Heavy, sultry air still moist
From silver, shadowed cool of night.
On dew-silk grass, my feet lightly tread,
Its silent memories, not so distant,
Fill my head.
Through early morning mists
Buttercup song and gleeful play,
I travel back in time and recall
An ancient dream.
When Suffolk’s Sandlings stretched
Magnificent and vast,
As broad as the boughs of Majestic
Oaks that stand,
On the jewelled, gossamer threads
That still remain.
(Sutton Heath, Suffolk)
I grew up on the outskirts of Ipswich, the surrounding woods, meadows, riverbanks and heathland were my playground. Through my teenage years, I watched in dismay as, one by one, these places disappeared under tonnes of concrete, replaced by industrial estates, superstore complexes, housing estates and road systems. They exist now, only in my memory and the memories of others that played there as children.
Moving from urban to rural surroundings, one feels that it is again, possible to breathe. Since moving to the heart of Breckland in Norfolk, with my children, James and Rebecca, and now to Rural Suffolk, I have found other places that give me pleasure, although it seems that nowhere is entirely safe from the planners’ pen! It is from these places that I draw inspiration for my work whilst also drawing upon folklore, mythology and ancient history to suggest something more than the purely physical.

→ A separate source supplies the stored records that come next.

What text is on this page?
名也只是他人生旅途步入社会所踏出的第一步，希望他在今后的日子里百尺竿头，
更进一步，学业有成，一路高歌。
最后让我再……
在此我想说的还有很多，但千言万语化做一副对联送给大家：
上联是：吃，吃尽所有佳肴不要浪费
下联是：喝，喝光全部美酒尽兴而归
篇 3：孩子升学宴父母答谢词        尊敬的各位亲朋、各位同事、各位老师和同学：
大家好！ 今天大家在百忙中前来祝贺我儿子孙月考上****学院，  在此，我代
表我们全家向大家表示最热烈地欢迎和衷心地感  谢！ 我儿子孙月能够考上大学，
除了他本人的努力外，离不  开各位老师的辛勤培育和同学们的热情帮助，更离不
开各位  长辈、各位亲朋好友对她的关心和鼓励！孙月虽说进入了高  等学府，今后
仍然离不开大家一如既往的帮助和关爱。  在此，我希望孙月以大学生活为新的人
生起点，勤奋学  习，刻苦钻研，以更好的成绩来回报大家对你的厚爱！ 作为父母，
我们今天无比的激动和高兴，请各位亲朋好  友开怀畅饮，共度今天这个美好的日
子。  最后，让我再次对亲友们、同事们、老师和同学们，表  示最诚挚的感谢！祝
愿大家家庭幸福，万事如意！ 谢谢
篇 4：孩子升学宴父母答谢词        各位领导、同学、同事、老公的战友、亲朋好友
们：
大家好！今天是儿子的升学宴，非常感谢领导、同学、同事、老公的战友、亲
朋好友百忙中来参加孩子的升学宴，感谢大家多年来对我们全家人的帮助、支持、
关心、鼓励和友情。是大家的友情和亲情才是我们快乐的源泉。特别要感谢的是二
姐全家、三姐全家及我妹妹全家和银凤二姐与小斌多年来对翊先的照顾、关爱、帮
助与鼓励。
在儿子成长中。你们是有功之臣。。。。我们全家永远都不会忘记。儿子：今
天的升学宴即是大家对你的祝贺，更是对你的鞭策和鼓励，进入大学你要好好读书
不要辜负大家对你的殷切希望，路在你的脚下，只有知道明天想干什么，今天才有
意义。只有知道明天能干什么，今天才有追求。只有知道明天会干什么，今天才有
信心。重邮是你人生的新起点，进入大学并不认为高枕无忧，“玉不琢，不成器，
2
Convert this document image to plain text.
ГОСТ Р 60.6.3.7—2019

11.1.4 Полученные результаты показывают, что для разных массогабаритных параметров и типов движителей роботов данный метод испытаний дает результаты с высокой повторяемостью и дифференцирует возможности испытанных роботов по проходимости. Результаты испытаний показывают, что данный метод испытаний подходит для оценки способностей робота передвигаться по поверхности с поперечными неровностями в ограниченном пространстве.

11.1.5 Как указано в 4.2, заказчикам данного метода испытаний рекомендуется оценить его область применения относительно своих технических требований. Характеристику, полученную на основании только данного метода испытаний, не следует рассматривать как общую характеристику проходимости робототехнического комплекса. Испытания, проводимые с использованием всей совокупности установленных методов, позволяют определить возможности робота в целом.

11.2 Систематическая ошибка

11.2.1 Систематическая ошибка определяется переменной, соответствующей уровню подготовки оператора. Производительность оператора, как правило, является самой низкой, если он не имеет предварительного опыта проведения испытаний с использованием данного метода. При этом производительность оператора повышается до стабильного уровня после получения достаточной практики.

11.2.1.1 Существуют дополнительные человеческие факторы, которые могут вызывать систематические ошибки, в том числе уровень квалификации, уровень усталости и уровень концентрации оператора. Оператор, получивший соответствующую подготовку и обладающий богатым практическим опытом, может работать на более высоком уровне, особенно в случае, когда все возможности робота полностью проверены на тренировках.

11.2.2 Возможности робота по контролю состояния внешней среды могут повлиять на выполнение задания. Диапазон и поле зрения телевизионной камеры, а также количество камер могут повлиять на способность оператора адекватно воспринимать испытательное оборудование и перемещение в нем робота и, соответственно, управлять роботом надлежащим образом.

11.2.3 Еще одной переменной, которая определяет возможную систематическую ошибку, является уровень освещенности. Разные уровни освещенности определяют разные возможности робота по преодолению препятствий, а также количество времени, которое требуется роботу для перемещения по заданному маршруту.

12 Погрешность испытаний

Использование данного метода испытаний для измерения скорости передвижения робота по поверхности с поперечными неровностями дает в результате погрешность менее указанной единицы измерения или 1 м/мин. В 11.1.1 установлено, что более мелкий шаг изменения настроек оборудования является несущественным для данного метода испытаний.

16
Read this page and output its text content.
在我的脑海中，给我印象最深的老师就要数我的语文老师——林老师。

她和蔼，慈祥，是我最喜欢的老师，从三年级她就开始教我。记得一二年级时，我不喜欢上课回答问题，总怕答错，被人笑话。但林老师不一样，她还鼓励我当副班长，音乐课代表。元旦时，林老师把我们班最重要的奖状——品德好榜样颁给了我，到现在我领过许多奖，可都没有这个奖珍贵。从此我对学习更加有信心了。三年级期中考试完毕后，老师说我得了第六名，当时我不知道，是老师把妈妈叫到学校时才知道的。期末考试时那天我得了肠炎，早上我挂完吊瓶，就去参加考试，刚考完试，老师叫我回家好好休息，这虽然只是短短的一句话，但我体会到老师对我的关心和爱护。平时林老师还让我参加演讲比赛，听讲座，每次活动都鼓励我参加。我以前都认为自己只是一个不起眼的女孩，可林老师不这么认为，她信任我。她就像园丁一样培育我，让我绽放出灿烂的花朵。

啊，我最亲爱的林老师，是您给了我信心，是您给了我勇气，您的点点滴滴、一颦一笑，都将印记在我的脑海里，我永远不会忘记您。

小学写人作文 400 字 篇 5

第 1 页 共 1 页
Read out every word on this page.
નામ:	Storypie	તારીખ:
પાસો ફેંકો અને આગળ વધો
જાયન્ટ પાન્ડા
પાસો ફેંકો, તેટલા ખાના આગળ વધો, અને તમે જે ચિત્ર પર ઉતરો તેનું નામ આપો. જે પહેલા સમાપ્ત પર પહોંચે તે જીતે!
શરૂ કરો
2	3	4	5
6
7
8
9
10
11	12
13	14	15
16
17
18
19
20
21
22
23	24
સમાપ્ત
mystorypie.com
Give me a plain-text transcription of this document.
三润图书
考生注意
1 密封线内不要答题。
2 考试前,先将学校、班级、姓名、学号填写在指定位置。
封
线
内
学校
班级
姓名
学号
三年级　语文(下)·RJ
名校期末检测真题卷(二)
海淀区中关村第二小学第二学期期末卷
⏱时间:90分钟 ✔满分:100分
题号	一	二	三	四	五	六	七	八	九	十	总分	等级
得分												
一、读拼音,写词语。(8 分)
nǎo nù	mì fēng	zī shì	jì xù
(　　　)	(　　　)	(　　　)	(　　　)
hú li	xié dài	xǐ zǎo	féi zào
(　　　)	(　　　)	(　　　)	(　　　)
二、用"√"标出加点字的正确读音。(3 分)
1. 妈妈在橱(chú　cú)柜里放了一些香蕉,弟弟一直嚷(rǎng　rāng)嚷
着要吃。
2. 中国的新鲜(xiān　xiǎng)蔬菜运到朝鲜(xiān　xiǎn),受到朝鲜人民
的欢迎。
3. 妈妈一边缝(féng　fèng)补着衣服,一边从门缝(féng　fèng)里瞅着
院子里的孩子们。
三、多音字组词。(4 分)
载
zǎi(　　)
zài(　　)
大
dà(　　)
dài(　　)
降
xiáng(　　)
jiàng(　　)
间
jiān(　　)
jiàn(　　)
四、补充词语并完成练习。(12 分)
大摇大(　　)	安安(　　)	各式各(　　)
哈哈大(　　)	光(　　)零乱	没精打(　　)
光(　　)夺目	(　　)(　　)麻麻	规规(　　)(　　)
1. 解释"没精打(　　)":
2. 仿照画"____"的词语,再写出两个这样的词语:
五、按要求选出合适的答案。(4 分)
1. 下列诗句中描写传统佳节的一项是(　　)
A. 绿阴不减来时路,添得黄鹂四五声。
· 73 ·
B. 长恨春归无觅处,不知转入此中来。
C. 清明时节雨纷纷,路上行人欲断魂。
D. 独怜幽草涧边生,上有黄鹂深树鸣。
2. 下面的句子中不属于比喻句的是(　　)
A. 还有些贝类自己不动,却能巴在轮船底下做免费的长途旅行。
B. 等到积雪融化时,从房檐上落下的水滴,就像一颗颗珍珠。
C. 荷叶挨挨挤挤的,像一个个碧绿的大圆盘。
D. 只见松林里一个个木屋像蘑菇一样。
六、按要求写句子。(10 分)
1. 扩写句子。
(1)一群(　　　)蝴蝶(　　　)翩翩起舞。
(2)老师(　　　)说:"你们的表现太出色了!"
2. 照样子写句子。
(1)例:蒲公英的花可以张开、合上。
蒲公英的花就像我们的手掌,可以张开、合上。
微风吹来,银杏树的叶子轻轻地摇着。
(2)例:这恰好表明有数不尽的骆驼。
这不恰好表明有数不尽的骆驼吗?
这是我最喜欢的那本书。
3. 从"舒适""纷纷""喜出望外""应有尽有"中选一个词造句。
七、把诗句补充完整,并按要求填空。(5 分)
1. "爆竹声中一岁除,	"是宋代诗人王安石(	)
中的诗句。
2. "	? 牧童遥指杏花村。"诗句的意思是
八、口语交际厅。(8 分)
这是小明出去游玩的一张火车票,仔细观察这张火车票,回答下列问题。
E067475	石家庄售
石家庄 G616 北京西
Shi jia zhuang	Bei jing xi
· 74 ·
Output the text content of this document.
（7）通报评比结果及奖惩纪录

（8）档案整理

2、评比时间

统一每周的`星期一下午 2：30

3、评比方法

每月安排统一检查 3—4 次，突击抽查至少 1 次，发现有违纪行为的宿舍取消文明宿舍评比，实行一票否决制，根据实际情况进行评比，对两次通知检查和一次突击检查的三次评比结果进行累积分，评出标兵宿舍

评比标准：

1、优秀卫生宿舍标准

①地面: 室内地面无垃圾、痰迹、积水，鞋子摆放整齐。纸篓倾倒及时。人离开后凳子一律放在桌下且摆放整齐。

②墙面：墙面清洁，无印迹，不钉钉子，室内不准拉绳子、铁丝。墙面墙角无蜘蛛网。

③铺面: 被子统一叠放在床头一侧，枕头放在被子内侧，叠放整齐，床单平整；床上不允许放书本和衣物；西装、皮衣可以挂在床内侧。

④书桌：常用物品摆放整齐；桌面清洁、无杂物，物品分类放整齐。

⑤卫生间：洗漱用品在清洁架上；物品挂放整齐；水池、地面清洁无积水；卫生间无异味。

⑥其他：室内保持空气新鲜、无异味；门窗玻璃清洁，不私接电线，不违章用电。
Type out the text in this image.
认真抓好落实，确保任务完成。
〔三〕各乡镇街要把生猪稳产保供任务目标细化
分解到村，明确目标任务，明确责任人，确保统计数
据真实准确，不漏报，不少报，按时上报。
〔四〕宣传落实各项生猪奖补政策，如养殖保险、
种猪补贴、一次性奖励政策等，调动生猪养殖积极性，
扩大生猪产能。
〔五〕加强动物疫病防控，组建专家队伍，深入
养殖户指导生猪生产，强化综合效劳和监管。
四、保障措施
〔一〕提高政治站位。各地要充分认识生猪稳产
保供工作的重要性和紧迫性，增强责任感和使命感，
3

Working, initially, by pouring, rolling & splattering, echoes the chaotic essence of nature; ultimately, it is impossible to have total control over what the paint is doing. Then, building the image up by applying many layers of glazing, so that it slowly evolves, echoes the passage of time; as the life and history of each site are recorded within it, resulting in its current ambience and appearance, so each layer of glazing is an integral part of the final image.
As a population, we are becoming more environmentally aware, increasingly accepting our responsibility to protect the natural world, viewing it, not only as something beautiful but also precious. However, we still view it as something outside ourselves, something separate. Through my work, I hope to not only suggest that it is possible to access memories within the landscape that give vital clues to the ancestral heritage of our land and people, but to also awaken a sense of connectedness that industrialisation, technology and materialism have helped to erase.